• 3D object detection using objectron

Hi All,

  1. I have run into an issue while trying to detect an object and get the distance from the camera to the object. According to the documentation (https://github.com/google/mediapipe/blob/master/docs/solutions/objectron.md#camera-coordinate),  the rotation and translation matrices are with respect to the camera coordinate frame (see figure 1) but when I physically measure the distance between the camera and object, the distance/vector does not add up.

For example, if the camera is mounted at some distance from in space as shown in Figure 2, I would like to know the rotation and translation of the center of the bounding box to the camera frame. As per the documentation and my understanding, the rotation and translation of the object are given in terms of the camera coordinates. But if I compute the vector (sqrt(tx2+ty2+tz2)) from this translation vector, I am not getting the distance marked in black in my sketch. Would you guys please point out what I am missing here?

Figure 1.

Figure 2

  1. Lastly, Can you point me in the right direction to annotate and train 3D objects bounding boxes? 

    Hi walelignmessele

    1. Could you also post the results you are getting (landmarks, rotation, translation and scale) for a given image?

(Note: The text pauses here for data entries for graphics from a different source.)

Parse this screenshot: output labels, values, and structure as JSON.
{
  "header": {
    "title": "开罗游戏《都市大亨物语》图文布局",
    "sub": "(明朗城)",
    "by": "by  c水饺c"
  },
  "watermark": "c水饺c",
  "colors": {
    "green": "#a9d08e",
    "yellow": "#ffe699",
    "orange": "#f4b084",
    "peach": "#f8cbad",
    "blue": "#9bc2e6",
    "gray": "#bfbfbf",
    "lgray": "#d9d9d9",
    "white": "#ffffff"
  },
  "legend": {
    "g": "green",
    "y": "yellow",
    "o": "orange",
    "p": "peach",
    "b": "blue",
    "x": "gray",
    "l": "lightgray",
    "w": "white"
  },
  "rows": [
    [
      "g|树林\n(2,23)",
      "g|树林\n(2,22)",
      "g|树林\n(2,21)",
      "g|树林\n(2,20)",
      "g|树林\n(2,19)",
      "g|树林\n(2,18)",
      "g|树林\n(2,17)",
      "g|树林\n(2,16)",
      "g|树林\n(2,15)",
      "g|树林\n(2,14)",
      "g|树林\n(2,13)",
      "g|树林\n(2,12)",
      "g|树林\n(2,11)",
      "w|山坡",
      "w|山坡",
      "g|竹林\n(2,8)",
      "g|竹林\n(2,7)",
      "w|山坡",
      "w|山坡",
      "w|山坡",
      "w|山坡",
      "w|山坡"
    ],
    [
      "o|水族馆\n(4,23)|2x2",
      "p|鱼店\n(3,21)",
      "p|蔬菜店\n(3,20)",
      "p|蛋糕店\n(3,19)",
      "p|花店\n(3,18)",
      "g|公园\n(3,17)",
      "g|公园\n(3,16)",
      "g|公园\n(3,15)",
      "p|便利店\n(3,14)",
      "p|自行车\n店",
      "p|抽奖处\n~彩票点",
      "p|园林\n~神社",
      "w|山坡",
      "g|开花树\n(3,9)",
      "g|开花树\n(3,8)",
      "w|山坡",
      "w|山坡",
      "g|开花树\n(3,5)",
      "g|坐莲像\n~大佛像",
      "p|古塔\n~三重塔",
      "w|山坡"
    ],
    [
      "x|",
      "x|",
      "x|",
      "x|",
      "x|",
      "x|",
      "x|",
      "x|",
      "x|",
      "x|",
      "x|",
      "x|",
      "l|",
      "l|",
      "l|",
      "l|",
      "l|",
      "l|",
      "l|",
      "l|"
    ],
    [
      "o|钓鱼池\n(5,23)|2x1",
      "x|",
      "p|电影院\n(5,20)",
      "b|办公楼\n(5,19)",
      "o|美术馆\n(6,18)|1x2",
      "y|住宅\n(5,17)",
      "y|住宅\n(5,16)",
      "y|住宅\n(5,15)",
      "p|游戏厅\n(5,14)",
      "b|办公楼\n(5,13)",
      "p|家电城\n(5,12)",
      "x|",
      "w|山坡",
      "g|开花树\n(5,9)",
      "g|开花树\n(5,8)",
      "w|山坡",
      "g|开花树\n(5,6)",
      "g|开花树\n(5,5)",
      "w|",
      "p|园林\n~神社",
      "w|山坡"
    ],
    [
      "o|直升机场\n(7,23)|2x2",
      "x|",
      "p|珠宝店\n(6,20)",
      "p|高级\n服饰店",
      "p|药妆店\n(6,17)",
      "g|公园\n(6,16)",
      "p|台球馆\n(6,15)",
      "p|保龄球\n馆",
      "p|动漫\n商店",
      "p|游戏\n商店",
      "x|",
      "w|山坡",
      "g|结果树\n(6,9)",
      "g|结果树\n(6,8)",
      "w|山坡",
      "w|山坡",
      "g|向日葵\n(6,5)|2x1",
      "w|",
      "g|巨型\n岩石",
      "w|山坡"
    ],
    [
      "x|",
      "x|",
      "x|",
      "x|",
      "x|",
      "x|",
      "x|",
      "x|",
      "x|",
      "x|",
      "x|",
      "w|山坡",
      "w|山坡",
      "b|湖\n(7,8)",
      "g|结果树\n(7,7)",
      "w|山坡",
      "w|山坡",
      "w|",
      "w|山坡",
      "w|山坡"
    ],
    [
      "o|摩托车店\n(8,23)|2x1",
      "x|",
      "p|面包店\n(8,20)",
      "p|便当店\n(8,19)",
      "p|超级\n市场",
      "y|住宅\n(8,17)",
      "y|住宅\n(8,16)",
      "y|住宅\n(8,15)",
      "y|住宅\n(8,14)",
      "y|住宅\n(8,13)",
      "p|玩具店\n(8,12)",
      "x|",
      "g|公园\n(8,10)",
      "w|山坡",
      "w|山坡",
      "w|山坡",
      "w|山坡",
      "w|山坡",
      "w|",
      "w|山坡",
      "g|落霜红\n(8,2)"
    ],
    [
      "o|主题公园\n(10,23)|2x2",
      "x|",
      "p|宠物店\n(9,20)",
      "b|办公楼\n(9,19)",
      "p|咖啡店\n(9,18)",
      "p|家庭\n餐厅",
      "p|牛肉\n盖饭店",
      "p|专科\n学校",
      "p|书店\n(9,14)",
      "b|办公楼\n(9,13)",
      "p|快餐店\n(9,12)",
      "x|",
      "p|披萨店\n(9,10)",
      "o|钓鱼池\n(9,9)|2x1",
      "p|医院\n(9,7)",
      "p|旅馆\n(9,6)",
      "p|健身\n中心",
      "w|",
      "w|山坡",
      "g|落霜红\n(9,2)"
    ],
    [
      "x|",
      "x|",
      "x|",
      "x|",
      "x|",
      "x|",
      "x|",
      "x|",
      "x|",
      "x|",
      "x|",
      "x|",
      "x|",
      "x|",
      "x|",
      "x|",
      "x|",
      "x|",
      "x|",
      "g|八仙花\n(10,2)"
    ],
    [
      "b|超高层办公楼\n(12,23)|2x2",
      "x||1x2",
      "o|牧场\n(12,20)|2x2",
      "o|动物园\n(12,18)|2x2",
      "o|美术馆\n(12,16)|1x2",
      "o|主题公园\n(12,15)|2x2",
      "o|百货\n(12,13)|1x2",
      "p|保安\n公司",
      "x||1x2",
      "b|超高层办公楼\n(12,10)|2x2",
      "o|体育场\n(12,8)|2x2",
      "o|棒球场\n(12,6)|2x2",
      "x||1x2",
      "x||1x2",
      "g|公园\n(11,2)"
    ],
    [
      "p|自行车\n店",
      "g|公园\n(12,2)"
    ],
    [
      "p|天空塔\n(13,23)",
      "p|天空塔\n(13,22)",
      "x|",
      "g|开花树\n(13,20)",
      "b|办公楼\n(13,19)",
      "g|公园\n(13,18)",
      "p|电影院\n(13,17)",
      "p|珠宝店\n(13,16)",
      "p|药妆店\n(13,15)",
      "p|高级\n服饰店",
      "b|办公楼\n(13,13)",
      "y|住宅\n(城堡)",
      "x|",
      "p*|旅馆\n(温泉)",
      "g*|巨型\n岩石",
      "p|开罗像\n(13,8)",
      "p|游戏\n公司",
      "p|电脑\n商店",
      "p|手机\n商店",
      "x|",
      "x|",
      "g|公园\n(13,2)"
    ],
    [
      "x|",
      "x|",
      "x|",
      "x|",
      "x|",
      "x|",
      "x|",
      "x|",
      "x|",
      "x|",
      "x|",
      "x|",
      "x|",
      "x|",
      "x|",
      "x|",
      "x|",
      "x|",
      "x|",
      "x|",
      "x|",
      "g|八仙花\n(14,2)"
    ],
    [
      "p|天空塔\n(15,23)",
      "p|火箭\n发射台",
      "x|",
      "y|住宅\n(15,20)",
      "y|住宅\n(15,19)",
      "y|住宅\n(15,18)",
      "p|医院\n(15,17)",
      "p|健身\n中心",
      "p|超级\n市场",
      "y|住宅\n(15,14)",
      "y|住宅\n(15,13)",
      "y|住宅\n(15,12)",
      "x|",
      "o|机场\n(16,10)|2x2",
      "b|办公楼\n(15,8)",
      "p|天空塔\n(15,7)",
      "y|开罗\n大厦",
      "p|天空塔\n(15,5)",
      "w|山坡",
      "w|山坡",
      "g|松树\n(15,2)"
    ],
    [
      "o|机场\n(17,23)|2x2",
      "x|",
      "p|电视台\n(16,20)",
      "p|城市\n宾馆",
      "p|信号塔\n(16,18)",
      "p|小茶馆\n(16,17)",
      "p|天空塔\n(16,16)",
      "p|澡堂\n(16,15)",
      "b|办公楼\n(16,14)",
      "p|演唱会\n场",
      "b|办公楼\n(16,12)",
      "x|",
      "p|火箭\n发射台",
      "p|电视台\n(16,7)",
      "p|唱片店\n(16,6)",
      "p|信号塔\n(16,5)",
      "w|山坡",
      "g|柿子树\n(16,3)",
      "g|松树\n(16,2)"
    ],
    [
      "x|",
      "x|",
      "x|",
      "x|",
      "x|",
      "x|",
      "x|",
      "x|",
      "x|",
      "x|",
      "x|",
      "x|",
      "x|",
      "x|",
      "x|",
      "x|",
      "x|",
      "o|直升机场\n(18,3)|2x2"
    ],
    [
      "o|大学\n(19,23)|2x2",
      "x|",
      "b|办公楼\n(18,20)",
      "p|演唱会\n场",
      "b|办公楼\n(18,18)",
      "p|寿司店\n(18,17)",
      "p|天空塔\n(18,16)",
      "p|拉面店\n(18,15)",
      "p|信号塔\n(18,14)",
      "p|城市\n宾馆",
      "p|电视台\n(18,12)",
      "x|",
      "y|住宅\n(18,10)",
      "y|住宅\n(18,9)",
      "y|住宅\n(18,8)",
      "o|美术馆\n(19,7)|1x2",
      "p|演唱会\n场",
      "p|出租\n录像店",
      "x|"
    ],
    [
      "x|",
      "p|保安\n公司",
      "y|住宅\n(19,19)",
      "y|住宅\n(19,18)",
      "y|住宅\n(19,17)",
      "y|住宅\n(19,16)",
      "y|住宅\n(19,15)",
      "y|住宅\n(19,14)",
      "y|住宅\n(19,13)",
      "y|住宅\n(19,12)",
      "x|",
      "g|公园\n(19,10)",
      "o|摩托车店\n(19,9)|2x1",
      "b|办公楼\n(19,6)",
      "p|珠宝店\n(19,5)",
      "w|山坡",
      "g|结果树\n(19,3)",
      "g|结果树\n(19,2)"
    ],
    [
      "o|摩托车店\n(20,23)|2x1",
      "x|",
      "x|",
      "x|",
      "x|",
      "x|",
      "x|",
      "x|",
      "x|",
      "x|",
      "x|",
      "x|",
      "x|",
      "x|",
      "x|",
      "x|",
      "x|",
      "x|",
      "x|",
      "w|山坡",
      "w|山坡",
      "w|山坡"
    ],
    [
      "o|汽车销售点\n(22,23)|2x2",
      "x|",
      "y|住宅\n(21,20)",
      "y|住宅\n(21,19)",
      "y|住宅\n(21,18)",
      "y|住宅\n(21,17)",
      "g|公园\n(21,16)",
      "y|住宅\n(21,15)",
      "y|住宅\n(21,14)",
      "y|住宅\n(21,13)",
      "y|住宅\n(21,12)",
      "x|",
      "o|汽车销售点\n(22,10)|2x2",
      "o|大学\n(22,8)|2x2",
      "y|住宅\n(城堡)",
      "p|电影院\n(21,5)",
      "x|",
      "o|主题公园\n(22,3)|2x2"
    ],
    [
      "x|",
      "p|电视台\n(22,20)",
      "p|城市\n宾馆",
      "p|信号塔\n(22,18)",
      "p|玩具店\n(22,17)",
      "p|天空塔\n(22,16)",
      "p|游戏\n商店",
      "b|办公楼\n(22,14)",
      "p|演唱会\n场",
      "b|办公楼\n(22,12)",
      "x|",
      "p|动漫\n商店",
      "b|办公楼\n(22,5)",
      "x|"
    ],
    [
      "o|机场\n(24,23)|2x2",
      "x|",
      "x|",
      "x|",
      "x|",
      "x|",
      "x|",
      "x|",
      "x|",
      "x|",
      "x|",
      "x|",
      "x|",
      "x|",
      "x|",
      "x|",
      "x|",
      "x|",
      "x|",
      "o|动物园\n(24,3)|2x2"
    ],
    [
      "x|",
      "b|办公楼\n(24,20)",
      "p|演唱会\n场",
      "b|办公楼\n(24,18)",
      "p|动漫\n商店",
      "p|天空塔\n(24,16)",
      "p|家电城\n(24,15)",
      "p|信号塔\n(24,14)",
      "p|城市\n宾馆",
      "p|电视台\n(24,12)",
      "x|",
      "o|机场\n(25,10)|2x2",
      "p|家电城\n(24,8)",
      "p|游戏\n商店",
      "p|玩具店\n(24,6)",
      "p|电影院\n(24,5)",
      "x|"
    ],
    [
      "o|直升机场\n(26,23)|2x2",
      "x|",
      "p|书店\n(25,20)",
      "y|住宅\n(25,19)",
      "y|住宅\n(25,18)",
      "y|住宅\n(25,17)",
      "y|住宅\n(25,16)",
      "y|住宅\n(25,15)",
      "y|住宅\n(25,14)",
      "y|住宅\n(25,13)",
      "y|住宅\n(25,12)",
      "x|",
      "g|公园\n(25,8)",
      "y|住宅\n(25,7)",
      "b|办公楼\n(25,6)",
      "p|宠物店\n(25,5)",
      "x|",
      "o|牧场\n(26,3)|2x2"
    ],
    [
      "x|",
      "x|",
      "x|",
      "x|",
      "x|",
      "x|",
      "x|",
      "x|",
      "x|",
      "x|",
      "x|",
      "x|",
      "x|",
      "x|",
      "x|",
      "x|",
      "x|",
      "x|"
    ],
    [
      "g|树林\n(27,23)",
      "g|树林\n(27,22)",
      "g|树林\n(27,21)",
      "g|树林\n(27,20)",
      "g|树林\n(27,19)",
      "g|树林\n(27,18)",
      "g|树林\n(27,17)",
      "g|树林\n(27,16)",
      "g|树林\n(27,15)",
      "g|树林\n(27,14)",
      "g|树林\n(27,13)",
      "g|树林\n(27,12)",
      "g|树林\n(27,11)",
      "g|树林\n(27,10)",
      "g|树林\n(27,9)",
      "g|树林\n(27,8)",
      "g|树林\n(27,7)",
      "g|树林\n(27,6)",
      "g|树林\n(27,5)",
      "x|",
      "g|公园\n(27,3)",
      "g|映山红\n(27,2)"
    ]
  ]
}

    2. I think mediapipe doesn't and won't have a training pipeline for the objectron (source). Though someone suggested this repo which does have the training capabilities and should work similarly.

    Hope this helps,
    Jaka

    Hi Jack,

    Here's what I am getting …

    landmark_3d:landmark {

    x: -0.23063945770263672

    y: 0.24567705392837524

    z: -0.3632972240447998

    }

    landmark {

    x: -0.23018594086170197

    y: 0.24805420637130737

    z: -0.3413083851337433

    }

    landmark {

    x: -0.2664649486541748

    y: 0.27159667015075684

    z: -0.4176005721092224

    }

    landmark {

    x: -0.20126153528690338

    y: 0.20943409204483032

    z: -0.30709484219551086

    }

    landmark {

    x: -0.23754052817821503

    y: 0.232976496219635

    z: -0.38338702917099

    }

    landmark {

    x: -0.2237383872270584

    y: 0.2583776116371155

    z: -0.34320738911628723

    }

    landmark {

    x: -0.26001739501953125

    y: 0.28192001581192017

    z: -0.41949963569641113

    }

    landmark {

    x: -0.19481398165225983

    y: 0.21975743770599365

    z: -0.3089938461780548

    }

    landmark {

    x: -0.23109297454357147

    y: 0.24329984188079834

    z: -0.3852860927581787

    }

    Rotation Matrix:[[ 0.52339786 0.48900229 -0.41368178]

    [ 0.8380273 -0.65292066 0.26844922]

    [-0.15415953 0.57842147 -0.86994398]]

    Translation Matrix:[-0.23063946 0.24567705 -0.36329722]

    Scale:[0.01231865 0.05914985 0.08769785]

    The 9 3D box landmarks correspond to the corners in the following pic

    Hi walelignmessele , This looks like a challenge with objectron model, so it might be best to ask on their github directly. Unfortunately, I am not sure how you'd get the full 3D coordinates (in mm, not normalized) from these results.